17 October 2018

Word for the day: pants

Last night I was listening to an episode of the Great British Baking Show (excellent entertainment, BTW).  One of the contestants said that he had done well in the morning signature bake but had been "pants in the afternoon."  The meaning was evident, but I had to look up the background.

World Wide Words had the answer:
It has been an all-purpose term of disapproval among young people in the UK during the middle to late nineties. It first turned up in print in 1994, in pieces that indicate it was popularised by DJs on the BBC’s radio pop channel, Radio 1... But there’s evidence that the word in this sense is somewhat older, and that it comes from student slang.

Pants in British usage are not trousers, of course, but underpants, principally male. These intimate nether garments have long been a source of innocent merriment among pubescent youth, and this was just another example, in the tradition of the earlier exclamation knickers!, indicating contempt or exasperation. It appears in phrases like “it’s a pile of pants!” (Simon Mayo’s catchphrase) and “it’s pants!” or “it’s absolute pants”, meaning that it’s a total load of rubbish. Later, we began to hear it from older people as in “My tomato crop was pants last year”. In phrases like “say pants to ...” it’s an injunction to wave goodbye to something considered outmoded, unwanted or unnecessary.
You learn something every day.


  1. Also a huge fan of The Great British Baking Show, though I do miss Mary Berry, Mel and Sue. It's just not the same since they left. Still good, of course, just not quite as good.

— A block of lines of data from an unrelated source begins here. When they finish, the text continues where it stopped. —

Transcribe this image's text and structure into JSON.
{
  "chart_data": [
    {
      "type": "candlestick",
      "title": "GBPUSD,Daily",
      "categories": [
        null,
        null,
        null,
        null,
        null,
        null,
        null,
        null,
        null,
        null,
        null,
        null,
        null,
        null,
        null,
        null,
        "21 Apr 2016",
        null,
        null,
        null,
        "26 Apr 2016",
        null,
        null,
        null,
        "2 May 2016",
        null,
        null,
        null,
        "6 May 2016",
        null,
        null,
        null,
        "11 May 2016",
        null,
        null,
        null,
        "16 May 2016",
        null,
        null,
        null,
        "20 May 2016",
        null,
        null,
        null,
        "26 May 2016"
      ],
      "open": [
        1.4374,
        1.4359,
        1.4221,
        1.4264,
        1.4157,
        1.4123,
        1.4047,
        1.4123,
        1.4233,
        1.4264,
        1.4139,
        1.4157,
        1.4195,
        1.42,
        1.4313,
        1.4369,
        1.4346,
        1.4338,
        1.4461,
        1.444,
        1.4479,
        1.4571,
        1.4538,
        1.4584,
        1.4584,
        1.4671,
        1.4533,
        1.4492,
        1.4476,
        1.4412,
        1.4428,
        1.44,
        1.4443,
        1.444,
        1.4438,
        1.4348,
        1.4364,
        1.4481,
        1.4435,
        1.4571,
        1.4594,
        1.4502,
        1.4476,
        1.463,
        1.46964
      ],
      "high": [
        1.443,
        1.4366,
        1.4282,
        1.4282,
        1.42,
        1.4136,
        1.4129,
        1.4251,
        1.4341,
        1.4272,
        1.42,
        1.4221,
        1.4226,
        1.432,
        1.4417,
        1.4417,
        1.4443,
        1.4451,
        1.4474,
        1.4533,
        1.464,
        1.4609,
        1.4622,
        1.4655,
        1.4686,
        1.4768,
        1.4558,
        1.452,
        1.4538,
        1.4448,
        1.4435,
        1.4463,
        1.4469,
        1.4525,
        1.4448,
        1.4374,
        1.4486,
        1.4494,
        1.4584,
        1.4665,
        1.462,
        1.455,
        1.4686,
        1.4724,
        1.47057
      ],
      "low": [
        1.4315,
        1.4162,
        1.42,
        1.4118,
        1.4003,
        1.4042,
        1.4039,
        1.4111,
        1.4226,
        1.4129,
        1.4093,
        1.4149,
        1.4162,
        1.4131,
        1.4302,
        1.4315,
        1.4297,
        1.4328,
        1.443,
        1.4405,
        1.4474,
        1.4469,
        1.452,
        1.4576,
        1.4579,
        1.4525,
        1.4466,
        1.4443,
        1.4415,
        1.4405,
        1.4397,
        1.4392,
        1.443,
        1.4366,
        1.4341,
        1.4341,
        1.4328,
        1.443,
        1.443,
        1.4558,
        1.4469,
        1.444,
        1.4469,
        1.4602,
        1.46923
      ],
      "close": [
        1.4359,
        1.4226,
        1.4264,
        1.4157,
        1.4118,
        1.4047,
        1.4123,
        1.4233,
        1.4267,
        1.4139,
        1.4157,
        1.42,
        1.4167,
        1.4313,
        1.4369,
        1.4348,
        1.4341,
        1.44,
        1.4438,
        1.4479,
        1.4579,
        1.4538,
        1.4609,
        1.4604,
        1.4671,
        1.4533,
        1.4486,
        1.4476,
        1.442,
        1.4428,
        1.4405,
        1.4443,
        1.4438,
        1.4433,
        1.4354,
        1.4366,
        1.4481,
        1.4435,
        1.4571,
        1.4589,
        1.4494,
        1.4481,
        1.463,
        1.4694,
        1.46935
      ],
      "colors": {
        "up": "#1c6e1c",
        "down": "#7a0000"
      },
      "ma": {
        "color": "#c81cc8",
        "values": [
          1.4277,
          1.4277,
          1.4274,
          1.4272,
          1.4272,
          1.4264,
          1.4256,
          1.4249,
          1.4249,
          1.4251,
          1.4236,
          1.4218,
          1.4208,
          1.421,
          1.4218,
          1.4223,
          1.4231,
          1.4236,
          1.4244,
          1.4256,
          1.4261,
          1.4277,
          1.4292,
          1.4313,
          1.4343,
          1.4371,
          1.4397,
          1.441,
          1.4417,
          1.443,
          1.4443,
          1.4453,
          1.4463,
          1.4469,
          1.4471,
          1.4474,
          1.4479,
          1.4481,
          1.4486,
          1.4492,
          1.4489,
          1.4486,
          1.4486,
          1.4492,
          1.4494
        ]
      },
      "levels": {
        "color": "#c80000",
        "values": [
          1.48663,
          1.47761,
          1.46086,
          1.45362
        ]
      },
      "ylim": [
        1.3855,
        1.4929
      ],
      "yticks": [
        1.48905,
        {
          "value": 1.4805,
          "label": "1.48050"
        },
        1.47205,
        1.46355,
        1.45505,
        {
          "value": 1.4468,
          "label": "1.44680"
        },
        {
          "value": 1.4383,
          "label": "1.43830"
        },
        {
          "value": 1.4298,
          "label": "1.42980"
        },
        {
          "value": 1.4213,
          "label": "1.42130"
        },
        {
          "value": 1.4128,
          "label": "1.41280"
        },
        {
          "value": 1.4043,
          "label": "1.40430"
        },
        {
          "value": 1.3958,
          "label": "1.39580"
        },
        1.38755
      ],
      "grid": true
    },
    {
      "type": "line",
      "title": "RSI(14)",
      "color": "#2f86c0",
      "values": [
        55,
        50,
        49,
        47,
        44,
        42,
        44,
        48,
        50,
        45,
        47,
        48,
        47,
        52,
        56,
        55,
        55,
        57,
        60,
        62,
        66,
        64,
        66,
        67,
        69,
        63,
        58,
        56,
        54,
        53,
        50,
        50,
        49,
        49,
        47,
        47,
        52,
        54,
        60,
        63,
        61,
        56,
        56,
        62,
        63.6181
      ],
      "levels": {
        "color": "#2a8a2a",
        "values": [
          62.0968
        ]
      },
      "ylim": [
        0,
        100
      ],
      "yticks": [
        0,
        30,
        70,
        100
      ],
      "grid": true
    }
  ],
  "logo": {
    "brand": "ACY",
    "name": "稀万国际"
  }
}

    1. https://ew.com/tv/2018/09/03/great-british-baking-show-old-new-hosts/

  2. MST3K did a tribute to pants, US style.


  3. In early to mid-20th century Dutch, pet (= cap/hat) was used in a similar way: Het weer is pet vandaag = The weather today is pants.

  4. Checks out, my hipster UK friends would use the phrase "it's pants" or just "pants" in the mid 90s to express disapproval.